Stories of Imperial Collapse are Getting Old

Friday, January 28th, 2005

According to Victor Davis Hanson, Stories of Imperial Collapse are Getting Old:

But this country is now in its third century and assurances that the United States is about through are getting old. In the early 20th century the rage was first Spengler and then Toynbee who warned us that our crass consumer capitalism would lead to inevitable spiritual decay. Next, the Hitlerians assured the Volk that the mongrel Americans could never set foot on German-occupied soil, so decadent were these Chicago mobsters and uncouth cowboys. Existentialism and pity for the empty man in the gray flannel suit were the rage of the 1950s, as Americans, we were told, had become depressed and given up in the face of racial inequality, rapid suburbanization, and the spread of world-wide national liberationist movements.

In the 1960s and 1970s we heard of the population bomb and all sorts of catastrophes in store for the United States and the world in general that had unwisely followed its profligate paradigm of consumption; yet despite Paul Ehrlich?s strident doomsday scenario, the environment got cleaner and the people of the globe richer.
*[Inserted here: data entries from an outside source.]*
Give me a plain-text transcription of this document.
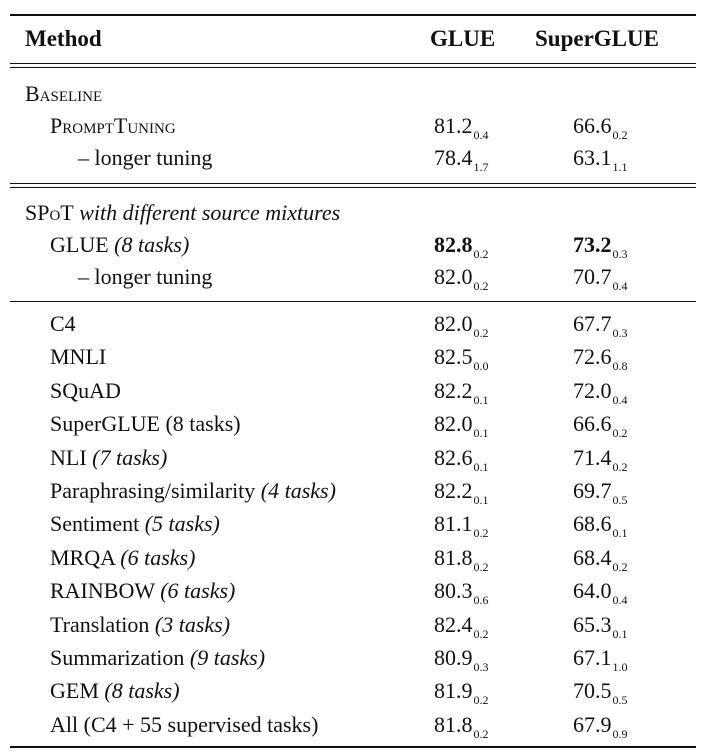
Method	GLUE SuperGLUE
Baseline
PromptTuning	$81.2_{0.4}$	$66.6_{0.2}$
– longer tuning	$78.4_{1.7}$	$63.1_{1.1}$
SPoT with different source mixtures
GLUE (8 tasks)	$82.8_{0.2}$	$73.2_{0.3}$
– longer tuning	$82.0_{0.2}$	$70.7_{0.4}$
C4	$82.0_{0.2}$	$67.7_{0.3}$
MNLI	$82.5_{0.0}$	$72.6_{0.8}$
SQuAD	$82.2_{0.1}$	$72.0_{0.4}$
SuperGLUE (8 tasks)	$82.0_{0.1}$	$66.6_{0.2}$
NLI (7 tasks)	$82.6_{0.1}$	$71.4_{0.2}$
Paraphrasing/similarity (4 tasks)	$82.2_{0.1}$	$69.7_{0.5}$
Sentiment (5 tasks)	$81.1_{0.2}$	$68.6_{0.1}$
MRQA (6 tasks)	$81.8_{0.2}$	$68.4_{0.2}$
RAINBOW (6 tasks)	$80.3_{0.6}$	$64.0_{0.4}$
Translation (3 tasks)	$82.4_{0.2}$	$65.3_{0.1}$
Summarization (9 tasks)	$80.9_{0.3}$	$67.1_{1.0}$
GEM (8 tasks)	$81.9_{0.2}$	$70.5_{0.5}$
All (C4 + 55 supervised tasks)	$81.8_{0.2}$	$67.9_{0.9}$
And then came the historian Paul Kennedy, who, citing earlier Spanish and English implosions, “proved” that the United States had played itself out in the Cold War, ruining its economy to match the Soviet Union in a hopeless arms race — publishing his findings shortly before the Russian empire collapsed and the American economy took off (again).

In the Carter “malaise years,” we were warned about the impending triumph of “Asian Values” and the supposed cultural superiority of Japan, Inc., which would shortly own most of whatever lazy and ignorant Americans sold them — before the great meltdown brought on by corruption, censorship, and ossified bureaucracies in Asia.